# Difference between portsnap and pkg



## Pixa (Mar 20, 2017)

Hello,
New to freeBSD : I just installed a FreeNAS server. It's very interesting : the ZFS and the jail concept are both stunning.
While going further, and installing some applications on the system, in tutorials, sometime to install package, "pkg" command is used, and some other times, the "portsnap" command plus "make install" are used.
So, I wonder what is the difference between portsnap and pkg : are they 2 different methods to do the same thing, or applications are either in the pkg system or in the portsnamp system.

Thanks.


----------



## SirDice (Mar 20, 2017)

PC-BSD, FreeNAS, NAS4Free, and all other FreeBSD Derivatives

portsnap(8) is used to update the ports tree (/usr/ports/), nothing more, nothing less. The pkg(8) tool is used to manipulate (install, delete, etc) packages.

Handbook: Chapter 4. Installing Applications: Packages and Ports


----------



## Pixa (Mar 20, 2017)

So, "portsnap" is used to keep the catalog of packages up to date, and "pkg" to install packages, right ?

Thank for (so quick) reply !


----------



## SirDice (Mar 20, 2017)

Pixa said:


> "portsnap" is used to keep the catalog of packages up to date


Catalog of ports actually. Ports are used to build packages.


----------



## sk8harddiefast (Mar 22, 2017)

FreeBSD has two different ways to do the same thing (install a package).

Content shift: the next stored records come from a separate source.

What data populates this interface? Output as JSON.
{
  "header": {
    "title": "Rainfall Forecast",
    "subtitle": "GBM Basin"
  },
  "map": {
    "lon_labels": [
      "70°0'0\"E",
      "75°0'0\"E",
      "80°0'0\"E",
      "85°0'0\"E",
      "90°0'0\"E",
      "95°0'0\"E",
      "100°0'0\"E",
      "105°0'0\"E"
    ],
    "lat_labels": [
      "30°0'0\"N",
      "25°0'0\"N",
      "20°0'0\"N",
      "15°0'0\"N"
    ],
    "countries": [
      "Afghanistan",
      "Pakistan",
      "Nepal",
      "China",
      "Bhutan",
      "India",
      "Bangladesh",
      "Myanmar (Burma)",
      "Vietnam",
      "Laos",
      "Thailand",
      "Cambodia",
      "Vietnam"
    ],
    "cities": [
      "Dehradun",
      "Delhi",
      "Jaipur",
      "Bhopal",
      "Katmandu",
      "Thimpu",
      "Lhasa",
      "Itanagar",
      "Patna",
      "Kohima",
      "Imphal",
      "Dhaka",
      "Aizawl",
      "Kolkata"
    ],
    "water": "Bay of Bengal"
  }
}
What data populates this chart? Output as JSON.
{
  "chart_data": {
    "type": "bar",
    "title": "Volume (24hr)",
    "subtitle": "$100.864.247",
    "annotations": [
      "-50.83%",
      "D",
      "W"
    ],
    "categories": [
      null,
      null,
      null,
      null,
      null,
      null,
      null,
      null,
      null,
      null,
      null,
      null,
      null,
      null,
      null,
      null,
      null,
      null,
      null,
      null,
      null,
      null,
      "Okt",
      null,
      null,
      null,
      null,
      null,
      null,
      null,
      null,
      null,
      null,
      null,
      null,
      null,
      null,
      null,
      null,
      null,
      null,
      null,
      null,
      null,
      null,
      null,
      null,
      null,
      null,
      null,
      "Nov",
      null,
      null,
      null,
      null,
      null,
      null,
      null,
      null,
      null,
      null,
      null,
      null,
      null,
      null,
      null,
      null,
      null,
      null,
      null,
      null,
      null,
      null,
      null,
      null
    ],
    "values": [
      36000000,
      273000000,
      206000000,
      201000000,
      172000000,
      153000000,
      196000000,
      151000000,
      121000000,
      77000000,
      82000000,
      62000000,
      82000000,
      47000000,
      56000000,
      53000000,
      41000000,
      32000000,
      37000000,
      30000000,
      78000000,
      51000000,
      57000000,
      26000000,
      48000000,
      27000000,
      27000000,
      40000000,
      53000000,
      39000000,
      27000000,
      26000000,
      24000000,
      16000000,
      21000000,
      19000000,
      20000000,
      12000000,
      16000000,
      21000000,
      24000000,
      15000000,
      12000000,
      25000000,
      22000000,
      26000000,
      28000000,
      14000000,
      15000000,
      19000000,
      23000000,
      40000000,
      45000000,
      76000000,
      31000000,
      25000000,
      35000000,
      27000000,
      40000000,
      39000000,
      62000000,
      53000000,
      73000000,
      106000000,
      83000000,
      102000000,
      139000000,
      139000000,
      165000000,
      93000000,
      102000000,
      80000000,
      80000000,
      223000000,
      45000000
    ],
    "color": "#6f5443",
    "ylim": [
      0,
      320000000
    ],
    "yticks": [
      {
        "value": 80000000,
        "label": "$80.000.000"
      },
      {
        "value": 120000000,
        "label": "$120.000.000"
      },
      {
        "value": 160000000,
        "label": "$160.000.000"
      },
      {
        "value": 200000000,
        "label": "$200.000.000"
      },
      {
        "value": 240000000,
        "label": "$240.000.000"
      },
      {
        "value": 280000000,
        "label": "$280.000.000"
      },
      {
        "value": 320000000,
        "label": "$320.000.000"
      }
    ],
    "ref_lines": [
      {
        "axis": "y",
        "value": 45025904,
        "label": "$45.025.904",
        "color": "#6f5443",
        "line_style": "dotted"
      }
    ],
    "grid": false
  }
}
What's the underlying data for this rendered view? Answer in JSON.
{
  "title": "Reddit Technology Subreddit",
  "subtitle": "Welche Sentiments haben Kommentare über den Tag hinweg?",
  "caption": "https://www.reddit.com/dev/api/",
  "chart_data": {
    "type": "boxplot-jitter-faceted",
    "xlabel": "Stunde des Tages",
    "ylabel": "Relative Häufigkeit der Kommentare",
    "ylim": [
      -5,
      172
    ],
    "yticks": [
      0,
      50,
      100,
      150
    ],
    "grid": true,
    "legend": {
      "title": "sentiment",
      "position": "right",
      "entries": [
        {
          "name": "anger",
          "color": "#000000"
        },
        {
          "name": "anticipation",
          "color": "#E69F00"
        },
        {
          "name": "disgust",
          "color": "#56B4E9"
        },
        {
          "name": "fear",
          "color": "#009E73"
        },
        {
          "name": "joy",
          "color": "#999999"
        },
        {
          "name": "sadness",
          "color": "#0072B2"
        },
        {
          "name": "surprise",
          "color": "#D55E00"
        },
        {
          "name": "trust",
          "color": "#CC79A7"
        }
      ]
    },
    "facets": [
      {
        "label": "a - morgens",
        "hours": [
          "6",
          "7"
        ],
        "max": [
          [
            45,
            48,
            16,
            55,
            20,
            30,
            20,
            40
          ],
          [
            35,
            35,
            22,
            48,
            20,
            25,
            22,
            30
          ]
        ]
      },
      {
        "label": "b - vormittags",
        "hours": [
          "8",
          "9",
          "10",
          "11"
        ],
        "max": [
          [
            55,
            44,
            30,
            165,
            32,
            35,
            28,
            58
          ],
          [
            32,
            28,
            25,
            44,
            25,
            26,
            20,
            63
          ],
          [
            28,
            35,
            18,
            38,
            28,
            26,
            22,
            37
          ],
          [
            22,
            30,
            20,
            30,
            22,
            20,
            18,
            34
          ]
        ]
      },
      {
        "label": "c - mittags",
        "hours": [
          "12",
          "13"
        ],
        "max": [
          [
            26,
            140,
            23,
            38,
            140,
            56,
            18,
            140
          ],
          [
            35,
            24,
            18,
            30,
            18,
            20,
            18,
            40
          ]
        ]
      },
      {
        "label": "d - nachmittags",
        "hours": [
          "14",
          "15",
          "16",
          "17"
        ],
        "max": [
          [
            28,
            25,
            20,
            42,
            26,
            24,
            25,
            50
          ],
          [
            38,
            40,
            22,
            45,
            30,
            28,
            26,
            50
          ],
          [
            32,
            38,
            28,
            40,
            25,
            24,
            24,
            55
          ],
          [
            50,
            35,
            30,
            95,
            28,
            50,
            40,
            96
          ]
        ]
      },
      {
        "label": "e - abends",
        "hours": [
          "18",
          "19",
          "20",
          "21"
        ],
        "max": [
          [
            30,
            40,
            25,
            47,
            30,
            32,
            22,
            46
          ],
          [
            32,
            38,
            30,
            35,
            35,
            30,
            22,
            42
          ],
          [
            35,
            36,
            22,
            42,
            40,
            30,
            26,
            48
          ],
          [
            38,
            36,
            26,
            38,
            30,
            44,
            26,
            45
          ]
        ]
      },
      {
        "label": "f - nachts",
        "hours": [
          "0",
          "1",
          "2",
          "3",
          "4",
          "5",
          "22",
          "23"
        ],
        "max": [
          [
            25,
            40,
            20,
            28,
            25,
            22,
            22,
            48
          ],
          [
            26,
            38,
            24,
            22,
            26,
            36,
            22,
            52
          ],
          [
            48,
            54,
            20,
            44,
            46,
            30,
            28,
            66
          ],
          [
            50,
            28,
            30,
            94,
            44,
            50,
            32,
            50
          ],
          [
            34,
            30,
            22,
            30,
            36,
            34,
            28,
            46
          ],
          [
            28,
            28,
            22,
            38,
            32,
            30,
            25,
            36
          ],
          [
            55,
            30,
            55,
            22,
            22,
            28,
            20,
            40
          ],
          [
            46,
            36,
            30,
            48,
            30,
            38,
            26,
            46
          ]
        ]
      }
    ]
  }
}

You can do it using ports and configuring and compiling all the packages. You can do it using packages. Packages is prebuild ports with the default configuration. Ports are slower and "unstable" but you have the possibility to negotiate with dependencies and set flags. From the other side `pkg` as binary package manager is fast and stable. Is not compiling and is not so flexible cause of flags configuration lack. For old hardware machines better to deal with `pkg` way. On newer machines, just use ports and mixing pkg's and ports is not hurting your system 

Now `portsnap` is used to keep the catalog of every port on your system. To update all your ports tree you run `portsnap fetch extract`. To update your pkg catalog you run `pkg update`


----------